Plus simple et plus rapide, les députés disent "oui" au changement de nom

La rédaction de TF1info
Publié le 27 janvier 2022 à 8h32
Une carte d'identité française. Illustration.

Une carte d'identité française. Illustration.

Source : JEAN-PIERRE MULLER / AFP

Il sera bientôt plus facile de changer de patronyme.
L'Assemblée nationale a adopté en première lecture le projet de loi, dans la nuit du mercredi 26 à jeudi 27 janvier.
La procédure actuelle, très complexe, aboutit dans moins de la moitié des cas.

Changer de nom, ce sera bientôt plus facile. L'Assemblée nationale a donné son feu vert à un texte de "liberté" permettant de changer de patronyme, une fois dans sa vie, grâce à une simplification des démarches. La proposition de loi, portée par le député LaREM Patrick Vignal, "relative au choix du nom issu de la filiation" a été adoptée en première lecture, dans la nuit du mercredi 26 au jeudi 27 janvier, par 49 voix pour, 5 contre et 2 abstentions. Ce texte court, composé de quatre articles seulement, touche à travers le nom et sa transmission à un fondement de l'état-civil et de l'identité individuelle.

Cette loi "de liberté" donnera "un choix sans l'imposer" et "permettra de faire cesser des souffrances, d'apaiser des familles", a plaidé le député LaREM de l'Hérault. Le garde des Sceaux Éric Dupond-Moretti a apporté son soutien "enthousiaste" à cette réforme qui permettra de répondre "à ces personnes qui supportent leur nom plus qu'elles ne le portent".
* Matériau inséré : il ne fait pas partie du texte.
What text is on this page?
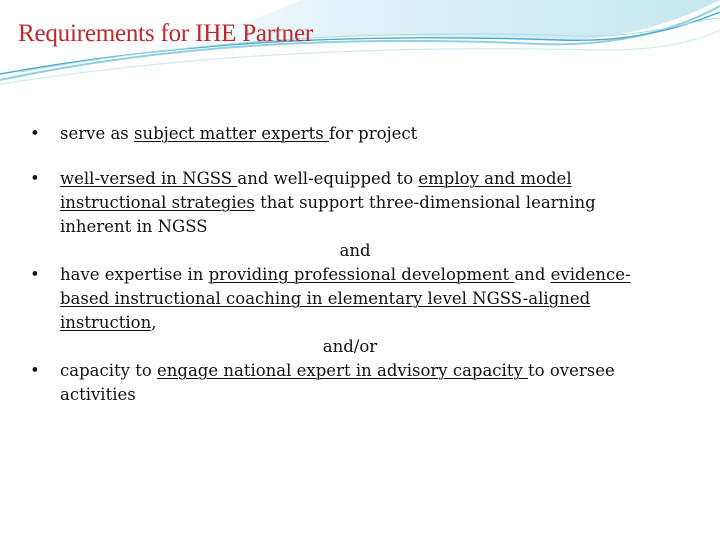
Requirements for IHE Partner

• serve as subject matter experts for project

• well-versed in NGSS and well-equipped to employ and model instructional strategies that support three-dimensional learning inherent in NGSS

and

• have expertise in providing professional development and evidence-based instructional coaching in elementary level NGSS-aligned instruction,

and/or

• capacity to engage national expert in advisory capacity to oversee activities
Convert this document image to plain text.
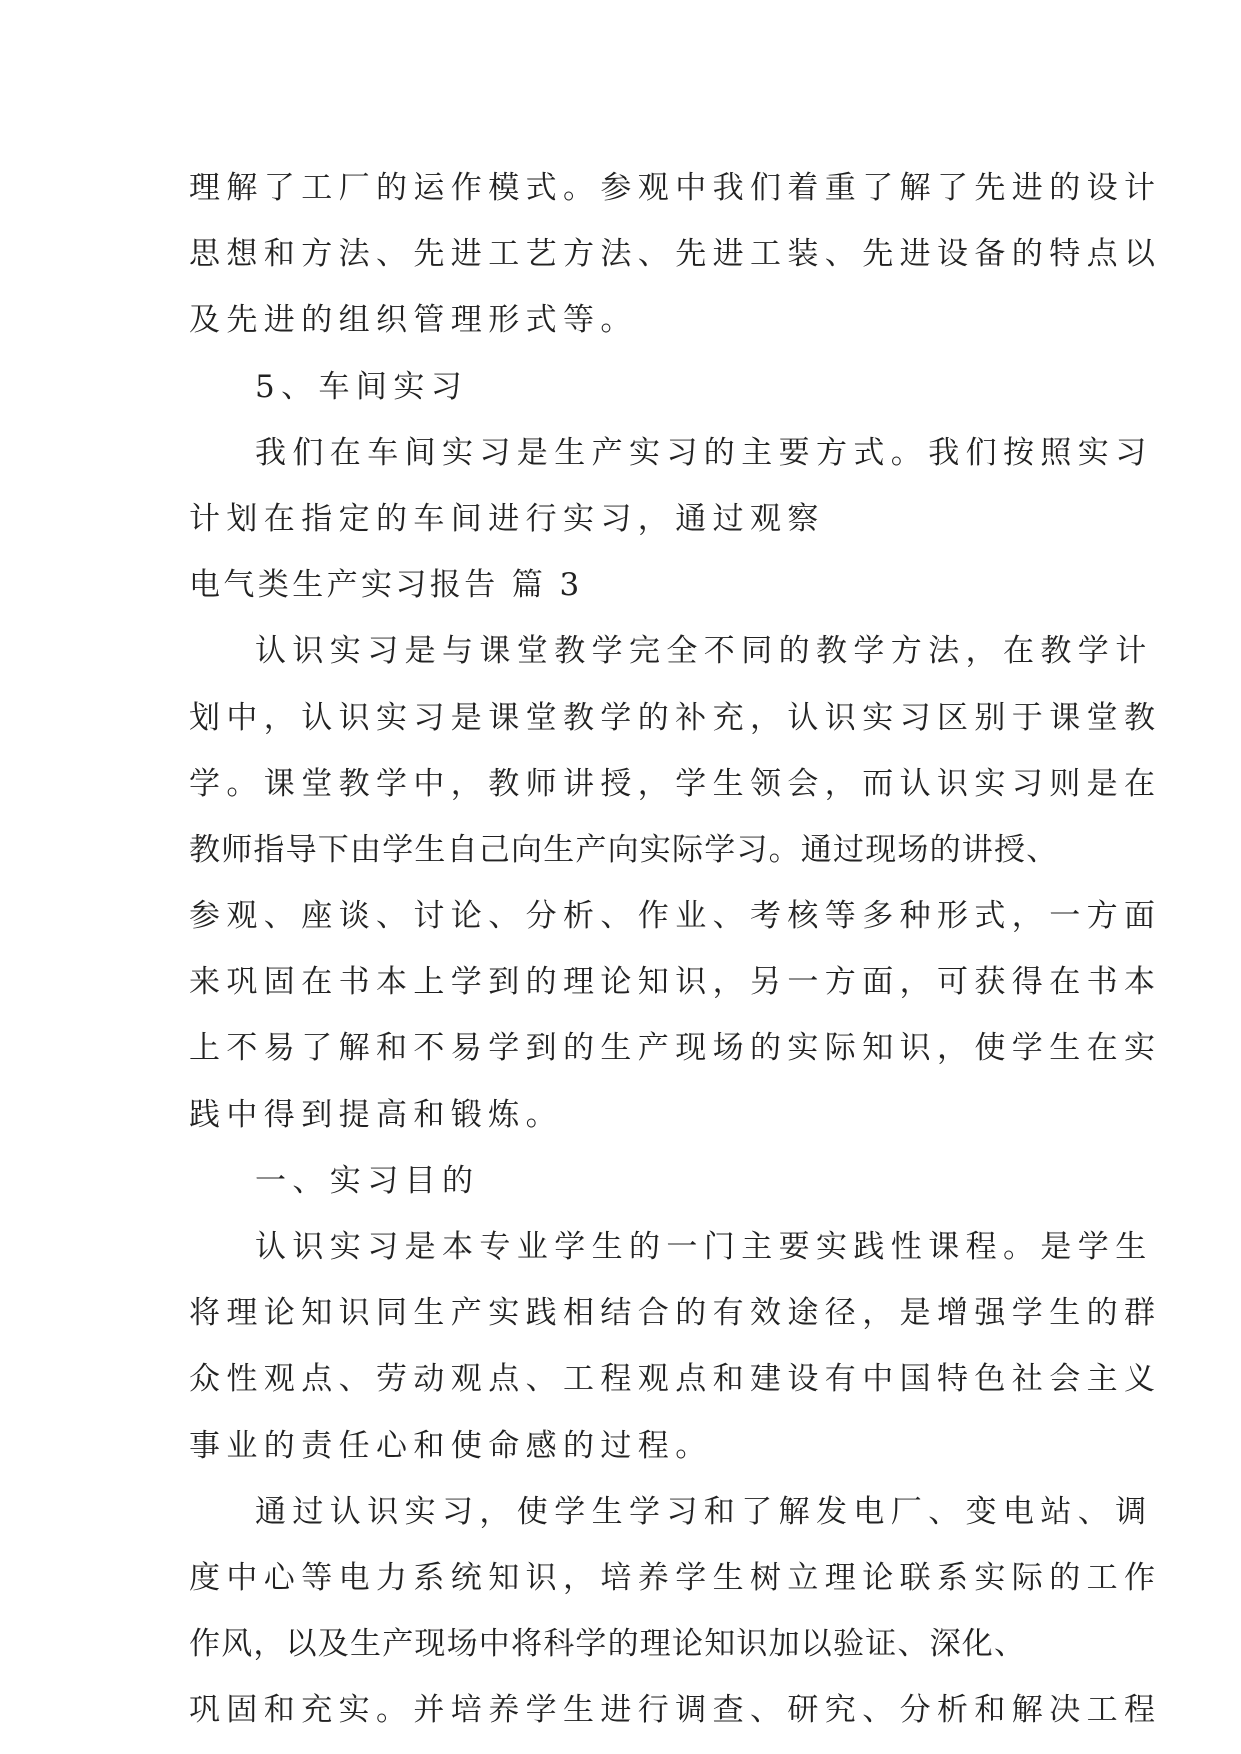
理解了工厂的运作模式。参观中我们着重了解了先进的设计
思想和方法、先进工艺方法、先进工装、先进设备的特点以
及先进的组织管理形式等。
5、车间实习
我们在车间实习是生产实习的主要方式。我们按照实习
计划在指定的车间进行实习，通过观察
电气类生产实习报告 篇 3
认识实习是与课堂教学完全不同的教学方法，在教学计
划中，认识实习是课堂教学的补充，认识实习区别于课堂教
学。课堂教学中，教师讲授，学生领会，而认识实习则是在
教师指导下由学生自己向生产向实际学习。通过现场的讲授、
参观、座谈、讨论、分析、作业、考核等多种形式，一方面
来巩固在书本上学到的理论知识，另一方面，可获得在书本
上不易了解和不易学到的生产现场的实际知识，使学生在实
践中得到提高和锻炼。
一、实习目的
认识实习是本专业学生的一门主要实践性课程。是学生
将理论知识同生产实践相结合的有效途径，是增强学生的群
众性观点、劳动观点、工程观点和建设有中国特色社会主义
事业的责任心和使命感的过程。
通过认识实习，使学生学习和了解发电厂、变电站、调
度中心等电力系统知识，培养学生树立理论联系实际的工作
作风，以及生产现场中将科学的理论知识加以验证、深化、
巩固和充实。并培养学生进行调查、研究、分析和解决工程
Une simple démarche en mairie

Le flot des débats, souvent animés par les oppositions, a été marqué par le témoignage personnel de la députée du groupe Agir, Aina Kuric. "Je suis victime d'un père incestueux (...) et je ne souhaite plus porter le nom de mon bourreau. Je souhaite porter celui de la femme qui m'a faite, et c'est ma mère", a-t-elle lancé, en décrivant les démarches actuelles complexes pour y parvenir. "On ne change pas de nom pour s'amuser, parce que cela fait plaisir", a-t-elle ajouté sous les applaudissements.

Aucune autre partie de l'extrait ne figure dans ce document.